Trade union Solidarity today lodged an urgent application for an interdict at the Labour Court in Johannesburg. The purpose of the urgent application is to protect the trade union’s members at the engineering firm Actom against an unlawful lockout. Actom’s employees have been denied access to the workplace since 1 July 2014 and are being denied their salaries.
 
According to Anton van der Bijl, head of Solidarity’s Labour Court Division, the trade union’s urgent application will be heard in the Labour Court on Thursday, 24 July 2014. He says the trade union will argue that the stated employer’s lockout action is unprotected and illegal.
 
“In terms of the Labour Relations Act the employer cannot simply suspend his employees’ service contracts without both parties agreeing to it. We will therefore argue that the employer is not acting in accordance with the stated Act,” says Van der Bijl.
 
Van der Bijl further indicates that several of Solidarity’s members have been without an income for many weeks. “Many of our members don’t have food in the house and cannot meet their financial obligations like paying their children’s school fees.

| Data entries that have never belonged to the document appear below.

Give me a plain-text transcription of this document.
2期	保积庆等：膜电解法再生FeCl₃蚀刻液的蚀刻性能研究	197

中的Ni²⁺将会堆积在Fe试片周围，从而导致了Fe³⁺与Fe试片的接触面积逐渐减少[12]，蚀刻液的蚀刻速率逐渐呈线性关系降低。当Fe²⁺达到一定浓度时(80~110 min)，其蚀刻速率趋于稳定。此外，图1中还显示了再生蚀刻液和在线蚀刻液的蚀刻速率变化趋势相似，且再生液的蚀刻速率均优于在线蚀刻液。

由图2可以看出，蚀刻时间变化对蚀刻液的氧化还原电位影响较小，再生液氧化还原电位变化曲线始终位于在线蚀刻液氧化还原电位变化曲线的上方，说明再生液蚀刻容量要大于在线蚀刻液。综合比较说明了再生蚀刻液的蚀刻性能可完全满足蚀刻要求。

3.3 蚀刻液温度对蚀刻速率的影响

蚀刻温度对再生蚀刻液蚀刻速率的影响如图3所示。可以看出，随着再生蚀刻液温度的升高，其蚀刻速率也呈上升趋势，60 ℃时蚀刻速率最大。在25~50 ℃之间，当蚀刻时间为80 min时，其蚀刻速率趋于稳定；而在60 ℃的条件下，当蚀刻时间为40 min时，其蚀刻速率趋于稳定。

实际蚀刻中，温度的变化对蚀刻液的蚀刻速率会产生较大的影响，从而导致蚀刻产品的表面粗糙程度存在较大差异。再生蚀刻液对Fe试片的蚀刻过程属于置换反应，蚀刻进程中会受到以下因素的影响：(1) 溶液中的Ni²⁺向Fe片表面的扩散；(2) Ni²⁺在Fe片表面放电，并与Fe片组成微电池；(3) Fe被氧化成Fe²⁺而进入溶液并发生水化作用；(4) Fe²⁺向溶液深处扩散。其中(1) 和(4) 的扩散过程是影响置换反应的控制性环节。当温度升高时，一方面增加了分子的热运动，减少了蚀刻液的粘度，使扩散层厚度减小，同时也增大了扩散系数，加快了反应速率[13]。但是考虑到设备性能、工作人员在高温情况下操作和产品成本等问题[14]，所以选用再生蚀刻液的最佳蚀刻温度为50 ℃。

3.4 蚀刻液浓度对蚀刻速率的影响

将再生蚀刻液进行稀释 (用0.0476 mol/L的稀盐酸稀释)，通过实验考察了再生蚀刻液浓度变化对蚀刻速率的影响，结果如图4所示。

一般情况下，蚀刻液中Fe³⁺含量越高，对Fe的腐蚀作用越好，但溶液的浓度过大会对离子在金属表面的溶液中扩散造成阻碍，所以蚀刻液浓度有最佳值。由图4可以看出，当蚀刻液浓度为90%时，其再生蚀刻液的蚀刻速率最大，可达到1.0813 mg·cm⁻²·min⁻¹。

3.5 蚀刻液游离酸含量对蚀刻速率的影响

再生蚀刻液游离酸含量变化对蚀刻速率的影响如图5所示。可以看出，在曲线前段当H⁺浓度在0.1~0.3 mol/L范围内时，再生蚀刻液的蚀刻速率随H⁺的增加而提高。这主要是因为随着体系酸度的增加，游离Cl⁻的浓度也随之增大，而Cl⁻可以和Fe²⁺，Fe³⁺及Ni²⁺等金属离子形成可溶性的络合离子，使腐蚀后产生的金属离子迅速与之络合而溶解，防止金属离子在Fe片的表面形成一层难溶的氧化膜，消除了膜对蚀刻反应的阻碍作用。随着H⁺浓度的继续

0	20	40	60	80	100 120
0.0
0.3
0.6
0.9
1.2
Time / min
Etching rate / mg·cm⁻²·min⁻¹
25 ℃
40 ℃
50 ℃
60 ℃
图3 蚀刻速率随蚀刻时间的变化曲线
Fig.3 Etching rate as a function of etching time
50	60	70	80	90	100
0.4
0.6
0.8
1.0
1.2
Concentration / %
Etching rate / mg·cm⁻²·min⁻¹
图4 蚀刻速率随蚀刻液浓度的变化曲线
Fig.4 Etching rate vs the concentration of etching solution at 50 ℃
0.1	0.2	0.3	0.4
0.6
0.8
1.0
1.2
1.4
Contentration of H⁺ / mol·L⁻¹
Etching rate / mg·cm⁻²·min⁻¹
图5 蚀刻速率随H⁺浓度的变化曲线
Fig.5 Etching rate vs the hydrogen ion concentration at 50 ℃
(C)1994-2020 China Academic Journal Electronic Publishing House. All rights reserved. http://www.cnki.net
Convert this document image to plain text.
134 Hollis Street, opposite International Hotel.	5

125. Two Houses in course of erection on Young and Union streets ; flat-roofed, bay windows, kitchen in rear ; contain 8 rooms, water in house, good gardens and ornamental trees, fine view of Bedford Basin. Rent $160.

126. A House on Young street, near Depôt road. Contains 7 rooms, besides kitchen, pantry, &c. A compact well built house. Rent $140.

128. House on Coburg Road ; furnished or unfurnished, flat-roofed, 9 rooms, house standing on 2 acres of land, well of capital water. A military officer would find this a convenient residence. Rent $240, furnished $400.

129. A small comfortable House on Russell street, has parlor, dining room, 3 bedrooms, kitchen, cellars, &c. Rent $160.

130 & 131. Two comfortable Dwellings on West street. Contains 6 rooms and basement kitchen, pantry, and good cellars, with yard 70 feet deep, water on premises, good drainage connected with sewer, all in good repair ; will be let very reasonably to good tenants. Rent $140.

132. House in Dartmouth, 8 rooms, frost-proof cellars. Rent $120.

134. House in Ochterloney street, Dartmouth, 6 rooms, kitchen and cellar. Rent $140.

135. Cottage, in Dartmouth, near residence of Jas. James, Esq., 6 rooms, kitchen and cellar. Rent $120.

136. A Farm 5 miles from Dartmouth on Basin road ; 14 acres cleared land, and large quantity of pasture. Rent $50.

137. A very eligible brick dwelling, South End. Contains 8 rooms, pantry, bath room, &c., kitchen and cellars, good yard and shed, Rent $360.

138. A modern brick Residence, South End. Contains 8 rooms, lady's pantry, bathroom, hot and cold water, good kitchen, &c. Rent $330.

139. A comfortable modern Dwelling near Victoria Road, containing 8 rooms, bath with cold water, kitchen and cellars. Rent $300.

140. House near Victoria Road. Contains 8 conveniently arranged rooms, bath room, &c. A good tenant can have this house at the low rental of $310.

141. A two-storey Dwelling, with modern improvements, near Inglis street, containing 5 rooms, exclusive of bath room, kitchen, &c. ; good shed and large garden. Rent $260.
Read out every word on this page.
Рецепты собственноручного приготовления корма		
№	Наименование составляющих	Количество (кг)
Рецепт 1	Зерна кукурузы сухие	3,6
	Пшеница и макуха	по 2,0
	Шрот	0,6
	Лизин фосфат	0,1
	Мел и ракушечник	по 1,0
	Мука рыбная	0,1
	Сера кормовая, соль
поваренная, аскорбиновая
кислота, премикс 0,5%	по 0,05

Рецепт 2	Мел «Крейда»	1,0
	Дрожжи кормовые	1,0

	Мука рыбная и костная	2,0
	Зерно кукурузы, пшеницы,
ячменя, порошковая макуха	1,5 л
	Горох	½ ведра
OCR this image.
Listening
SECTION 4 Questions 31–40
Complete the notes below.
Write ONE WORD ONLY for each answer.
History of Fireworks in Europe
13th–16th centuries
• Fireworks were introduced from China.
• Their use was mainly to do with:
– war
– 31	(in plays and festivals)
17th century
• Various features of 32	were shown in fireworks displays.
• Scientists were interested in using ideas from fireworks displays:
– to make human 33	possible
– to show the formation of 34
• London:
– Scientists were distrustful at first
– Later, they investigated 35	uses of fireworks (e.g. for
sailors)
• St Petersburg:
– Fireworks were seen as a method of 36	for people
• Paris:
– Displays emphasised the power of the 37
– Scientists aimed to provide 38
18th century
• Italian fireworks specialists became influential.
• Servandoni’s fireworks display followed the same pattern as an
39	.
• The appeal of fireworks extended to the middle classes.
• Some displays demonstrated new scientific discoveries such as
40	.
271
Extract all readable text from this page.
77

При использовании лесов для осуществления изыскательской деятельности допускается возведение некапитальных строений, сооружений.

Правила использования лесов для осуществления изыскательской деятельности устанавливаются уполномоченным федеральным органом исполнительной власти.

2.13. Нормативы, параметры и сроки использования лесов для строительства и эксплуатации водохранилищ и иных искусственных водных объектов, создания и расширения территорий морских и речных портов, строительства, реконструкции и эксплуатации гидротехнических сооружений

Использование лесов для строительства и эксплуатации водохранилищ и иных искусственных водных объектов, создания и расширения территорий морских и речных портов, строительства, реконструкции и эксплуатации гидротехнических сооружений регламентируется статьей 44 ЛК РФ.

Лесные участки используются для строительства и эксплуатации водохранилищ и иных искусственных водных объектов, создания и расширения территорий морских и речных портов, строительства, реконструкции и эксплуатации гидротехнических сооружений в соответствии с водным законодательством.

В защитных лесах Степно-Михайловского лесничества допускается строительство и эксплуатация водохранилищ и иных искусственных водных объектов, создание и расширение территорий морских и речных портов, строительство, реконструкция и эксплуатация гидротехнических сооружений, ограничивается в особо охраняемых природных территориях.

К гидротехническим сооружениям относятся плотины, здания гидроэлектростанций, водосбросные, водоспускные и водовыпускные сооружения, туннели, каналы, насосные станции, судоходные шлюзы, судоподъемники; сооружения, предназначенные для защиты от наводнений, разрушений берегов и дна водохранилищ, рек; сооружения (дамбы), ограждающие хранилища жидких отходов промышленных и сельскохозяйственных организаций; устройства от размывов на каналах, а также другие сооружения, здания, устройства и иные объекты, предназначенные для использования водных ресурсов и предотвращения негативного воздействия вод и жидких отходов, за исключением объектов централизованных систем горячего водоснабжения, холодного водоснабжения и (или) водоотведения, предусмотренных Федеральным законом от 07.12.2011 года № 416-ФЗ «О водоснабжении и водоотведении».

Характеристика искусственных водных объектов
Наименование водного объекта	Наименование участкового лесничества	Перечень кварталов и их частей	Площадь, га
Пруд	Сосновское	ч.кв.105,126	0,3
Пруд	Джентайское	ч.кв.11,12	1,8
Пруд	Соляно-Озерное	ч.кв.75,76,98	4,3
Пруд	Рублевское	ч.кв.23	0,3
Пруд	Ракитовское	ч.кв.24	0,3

One of our members can no longer supply his disabled child’s specialised needs,” says Van der Bijl.
 
Van der Bijl says Solidarity will request the court to declare the lockout illegal; to rule that its members should be given access to the workplace; to rule that its members must be reimbursed any funds lost as a result of the lockout; and to rule that members must be given back the mandatory leave they were forced to take.
 
Various members of the National Union of Metalworkers of South Africa (Numsa) have been on strike since the beginning of July due to a wage dispute with employers in the Metal and Engineering Industries Bargaining Council.